Deputy Prime Minister of the Republic of Mauritius, Dr Ahmed Rashid Beebeejaun
Barely three years to the deadline for the Internationally Agreed Goals (IAGs) - the Millennium Development Goals (MDGs) and Education for All (EFA) - Conference of Commonwealth Education Ministers (CCEM), has expressed concern that 23.3 million primary school-age children are still out of school in Commonwealth countries.
In a communiqué issued at the end of the 18th Conference of Commonwealth Education Ministers (18CCEM), held in Pailles, Mauritius, the group revealed that 775 million adults globally still could not read and write, out of which over 460 million are in Commonwealth countries, two-third of these being women.
It also acknowledged that despite the significant increase of access to education, quality and equity still represented common challenges across all Commonwealth countries. To address these challenges systemically, the ministers stressed the importance of education as a fundamental human right, critical to advancing Commonwealth values of democracy, development and respect for diversity.

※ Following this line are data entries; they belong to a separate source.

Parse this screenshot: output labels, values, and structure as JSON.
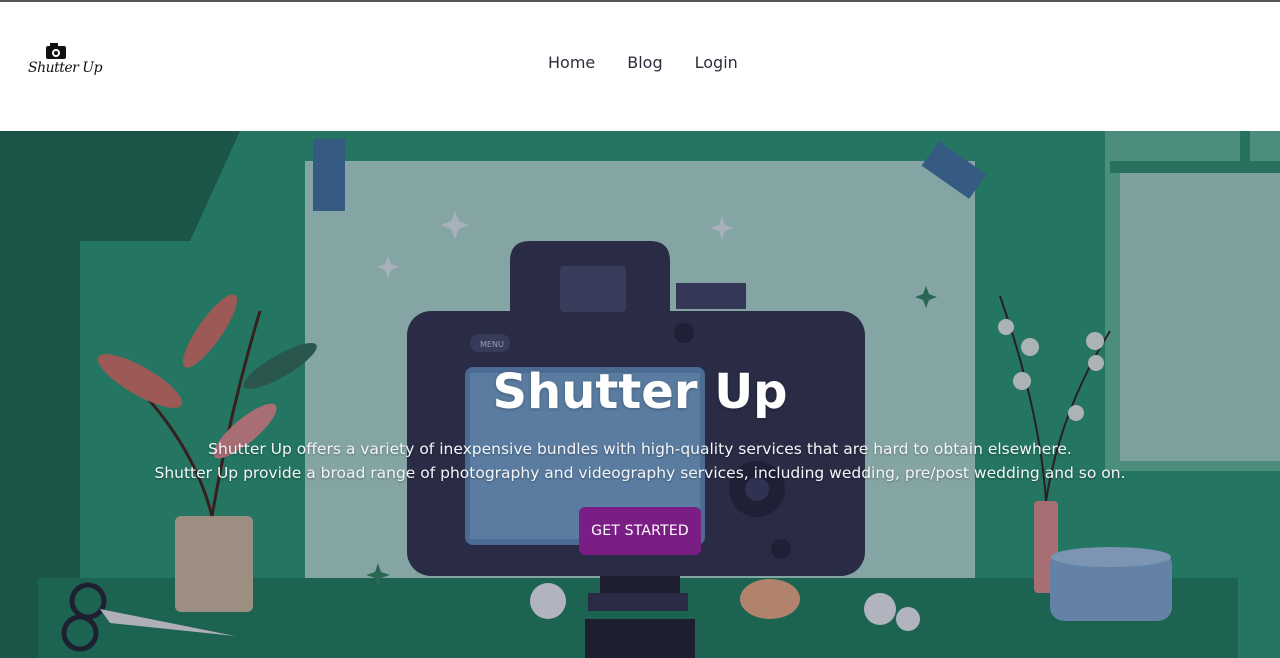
{
  "brand": {
    "logo_text": "Shutter Up"
  },
  "nav": {
    "items": [
      {
        "label": "Home"
      },
      {
        "label": "Blog"
      },
      {
        "label": "Login"
      }
    ]
  },
  "hero": {
    "title": "Shutter Up",
    "description": [
      "Shutter Up offers a variety of inexpensive bundles with high-quality services that are hard to obtain elsewhere.",
      "Shutter Up provide a broad range of photography and videography services, including wedding, pre/post wedding and so on."
    ],
    "cta_label": "GET STARTED",
    "camera_menu_label": "MENU"
  },
  "colors": {
    "cta": "#7a1e86",
    "hero_green": "#1f8a6a",
    "nav_text": "#2b2f3a"
  }
}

According to the conference, unless robust advocacy for the pivotal role of education post-2015 is made in the economy, for society, for democracy and for development, it could lose its place in the global priorities. It made a case for teacher professional standards and school leadership as part of efforts to improve quality education, while observing that the post-2015 development framework should include knowledge and skills that would enable young people to meet 21st century requirements.

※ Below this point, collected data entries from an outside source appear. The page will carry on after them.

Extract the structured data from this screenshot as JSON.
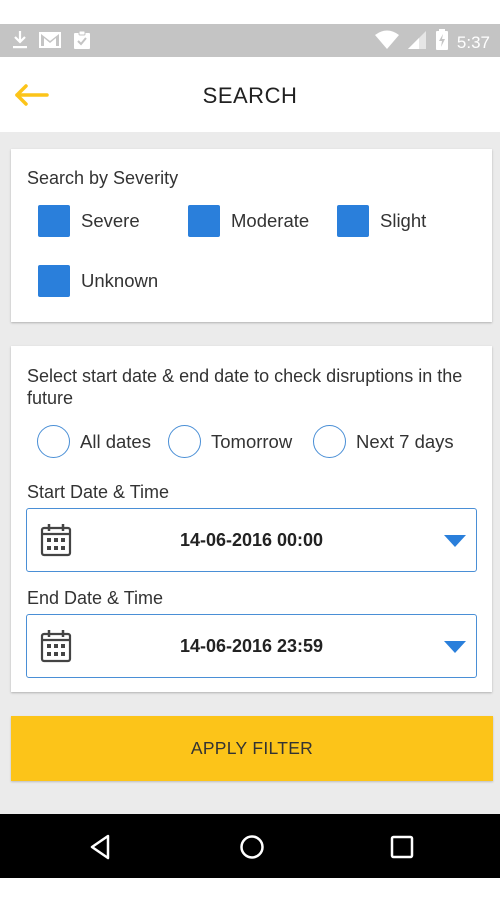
{
  "status_bar": {
    "time": "5:37",
    "icons": [
      "download-icon",
      "gmail-icon",
      "clipboard-check-icon",
      "wifi-icon",
      "signal-icon",
      "battery-charging-icon"
    ]
  },
  "app_bar": {
    "title": "SEARCH",
    "back_icon": "arrow-left-icon",
    "accent_color": "#fcc419"
  },
  "severity": {
    "heading": "Search by Severity",
    "options": [
      {
        "label": "Severe",
        "checked": true
      },
      {
        "label": "Moderate",
        "checked": true
      },
      {
        "label": "Slight",
        "checked": true
      },
      {
        "label": "Unknown",
        "checked": true
      }
    ],
    "checkbox_color": "#2a7fdb"
  },
  "dates": {
    "heading": "Select start date & end date to check disruptions in the future",
    "range_options": [
      {
        "label": "All dates",
        "selected": false
      },
      {
        "label": "Tomorrow",
        "selected": false
      },
      {
        "label": "Next 7 days",
        "selected": false
      }
    ],
    "start": {
      "label": "Start Date & Time",
      "value": "14-06-2016 00:00"
    },
    "end": {
      "label": "End Date & Time",
      "value": "14-06-2016 23:59"
    },
    "field_border_color": "#4a8fd6"
  },
  "apply_button": {
    "label": "APPLY FILTER",
    "color": "#fcc419"
  },
  "nav_bar": {
    "icons": [
      "back-triangle-icon",
      "home-circle-icon",
      "recents-square-icon"
    ]
  }
}
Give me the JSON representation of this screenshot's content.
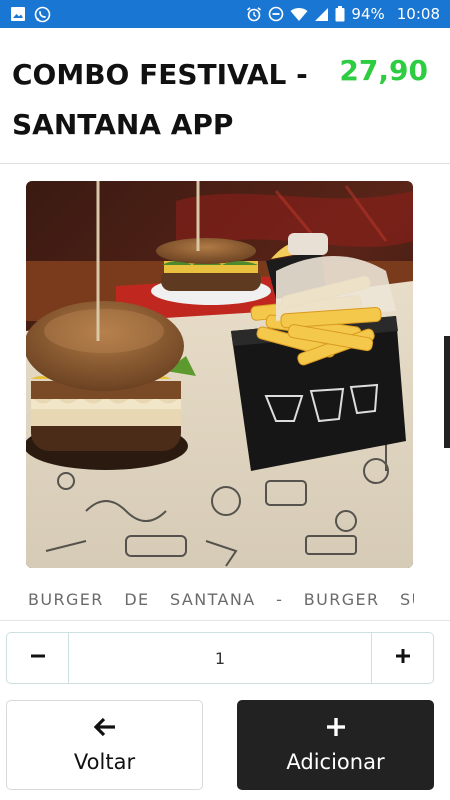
{
  "status_bar": {
    "battery": "94%",
    "time": "10:08",
    "left_icons": [
      "gallery-icon",
      "whatsapp-icon"
    ],
    "right_icons": [
      "alarm-icon",
      "do-not-disturb-icon",
      "wifi-icon",
      "cell-signal-icon",
      "battery-icon"
    ]
  },
  "product": {
    "title": "COMBO FESTIVAL - SANTANA APP",
    "price": "27,90",
    "description": "BURGER DE SANTANA - BURGER SUINO,",
    "image": "burger-and-fries-photo"
  },
  "quantity": {
    "value": "1",
    "decrement_icon": "minus-icon",
    "increment_icon": "plus-icon"
  },
  "actions": {
    "back_label": "Voltar",
    "back_icon": "arrow-left-icon",
    "add_label": "Adicionar",
    "add_icon": "plus-icon"
  },
  "colors": {
    "status_bar": "#1976d2",
    "price": "#2ecc40",
    "add_button": "#222222"
  }
}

The ministers called for standard frameworks, which could be applied nationally and regionally and stressed the importance of not only maintaining, but expanding the core work of the education section leading up to 2015 and beyond, in view of the serious challenges in access and quality faced by many of the members.
The conference also acknowledged the need to reform the Commonwealth Secretariat, and the need for greater emphasis on impact, focus, value-for-money and capacity building in its education programmes.

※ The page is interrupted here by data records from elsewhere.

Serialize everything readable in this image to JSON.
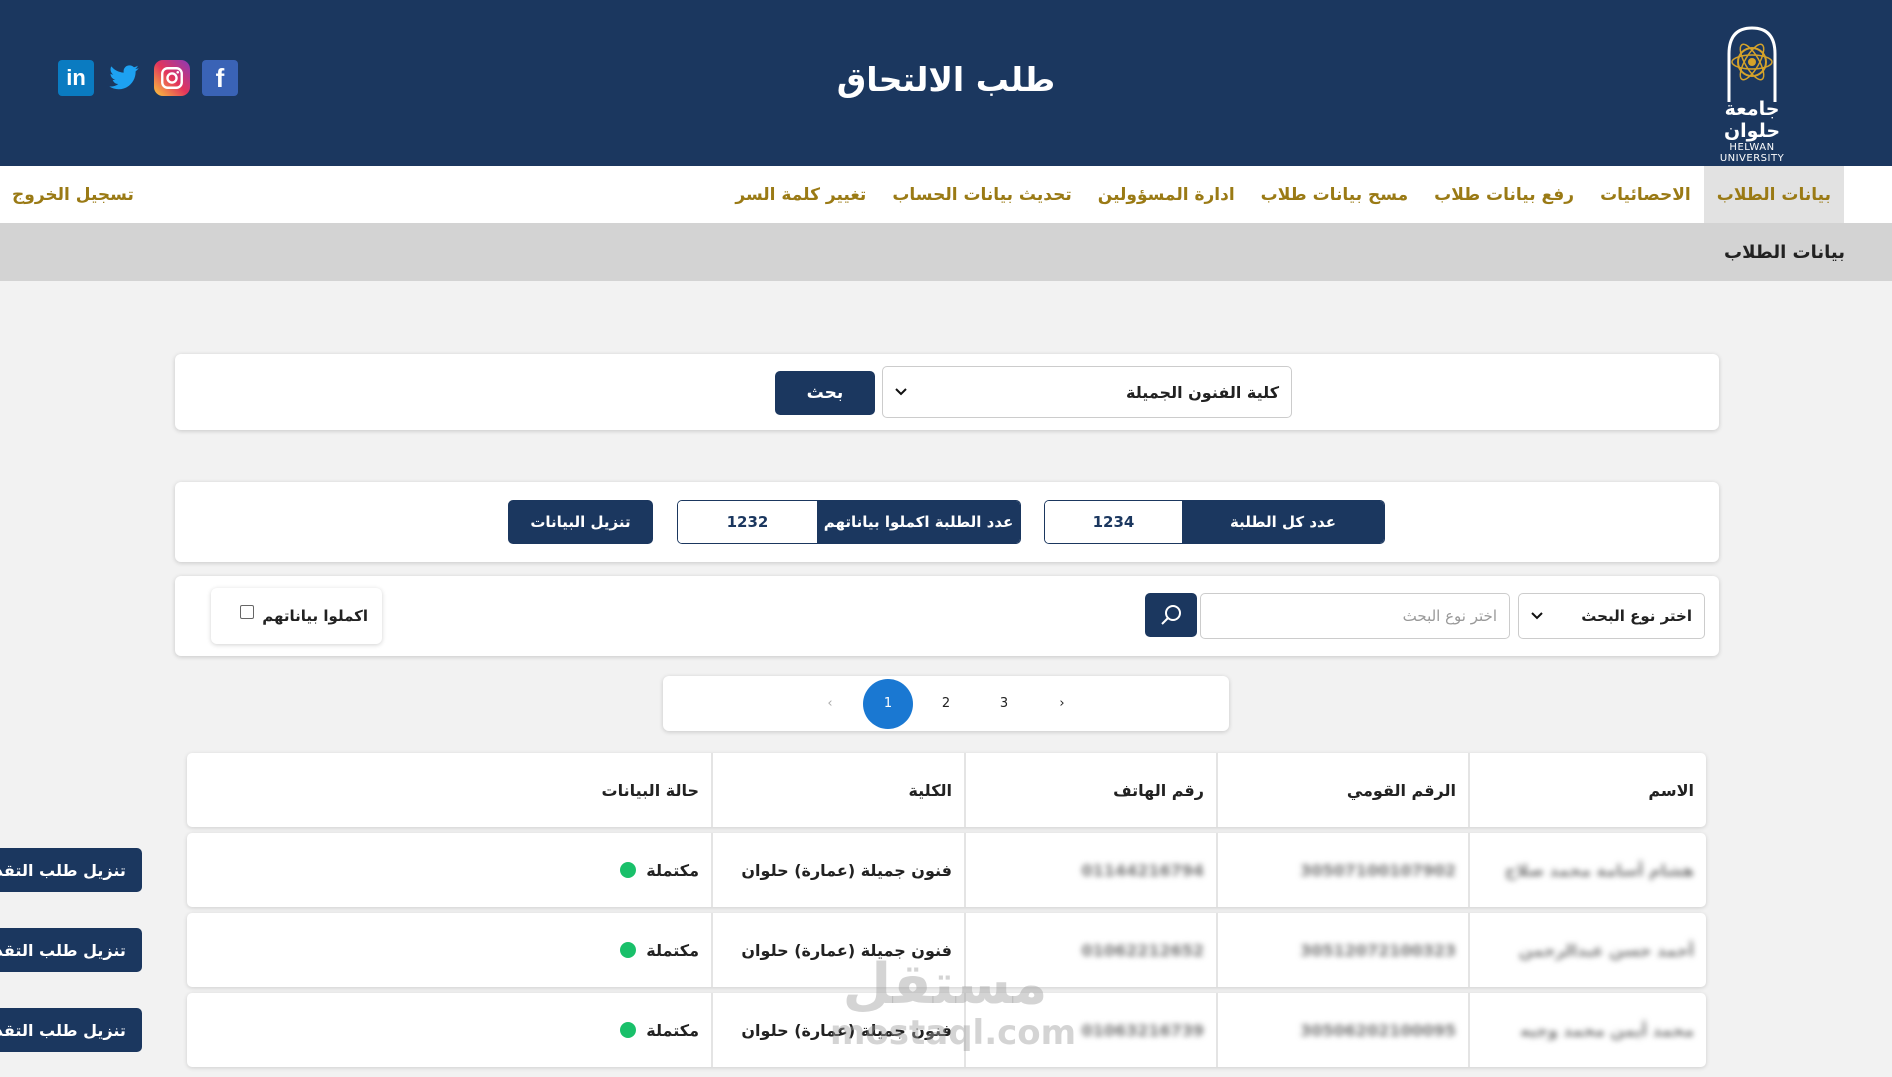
{
  "header": {
    "title": "طلب الالتحاق",
    "logo_ar": "جامعة حلوان",
    "logo_en": "HELWAN UNIVERSITY",
    "social": [
      "linkedin-icon",
      "twitter-icon",
      "instagram-icon",
      "facebook-icon"
    ]
  },
  "nav": {
    "items": [
      {
        "label": "بيانات الطلاب",
        "active": true
      },
      {
        "label": "الاحصائيات"
      },
      {
        "label": "رفع بيانات طلاب"
      },
      {
        "label": "مسح بيانات طلاب"
      },
      {
        "label": "ادارة المسؤولين"
      },
      {
        "label": "تحديث بيانات الحساب"
      },
      {
        "label": "تغيير كلمة السر"
      }
    ],
    "logout": "تسجيل الخروج"
  },
  "breadcrumb": "بيانات الطلاب",
  "faculty_search": {
    "selected": "كلية الفنون الجميلة",
    "button": "بحث"
  },
  "counters": {
    "all_label": "عدد كل الطلبة",
    "all_value": "1234",
    "done_label": "عدد الطلبة اكملوا بياناتهم",
    "done_value": "1232",
    "download_label": "تنزيل البيانات"
  },
  "filter": {
    "type_select": "اختر نوع البحث",
    "search_placeholder": "اختر نوع البحث",
    "checkbox_label": "اكملوا بياناتهم"
  },
  "pagination": {
    "prev": "‹",
    "pages": [
      "1",
      "2",
      "3"
    ],
    "current": "1",
    "next": "›"
  },
  "table": {
    "headers": [
      "الاسم",
      "الرقم القومي",
      "رقم الهاتف",
      "الكلية",
      "حالة البيانات"
    ],
    "rows": [
      {
        "name": "هشام أسامة محمد صلاح",
        "nid": "30507100107902",
        "phone": "01144216794",
        "faculty": "فنون جميلة (عمارة) حلوان",
        "status": "مكتملة",
        "action": "تنزيل طلب التقديم"
      },
      {
        "name": "أحمد حسن عبدالرحمن",
        "nid": "30512072100323",
        "phone": "01062212652",
        "faculty": "فنون جميلة (عمارة) حلوان",
        "status": "مكتملة",
        "action": "تنزيل طلب التقديم"
      },
      {
        "name": "محمد أيمن محمد وجيه",
        "nid": "30506202100095",
        "phone": "01063216739",
        "faculty": "فنون جميلة (عمارة) حلوان",
        "status": "مكتملة",
        "action": "تنزيل طلب التقديم"
      }
    ]
  },
  "watermark": {
    "line1": "مستقل",
    "line2": "mostaql.com"
  },
  "colors": {
    "primary": "#1b375f",
    "gold": "#9a7a15",
    "success": "#19c06a",
    "active_page": "#1a78d2"
  }
}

The event was declared open by the Deputy Prime Minister of the Republic of Mauritius, Dr Ahmed Rashid Beebeejaun, who stressed the importance of education as the driver of economic growth and development of human capital.
The host minister, Dr. Vasant K Bunwaree, who presided over the conference, focussed on the primacy of education in a knowledge-driven world.
In a remark, the Commonwealth Secretary-General, Kamalesh Sharma, emphasised the pivotal role of education, saying: “There can be no question that education is central to all sustainable democratic, social and economic advances.”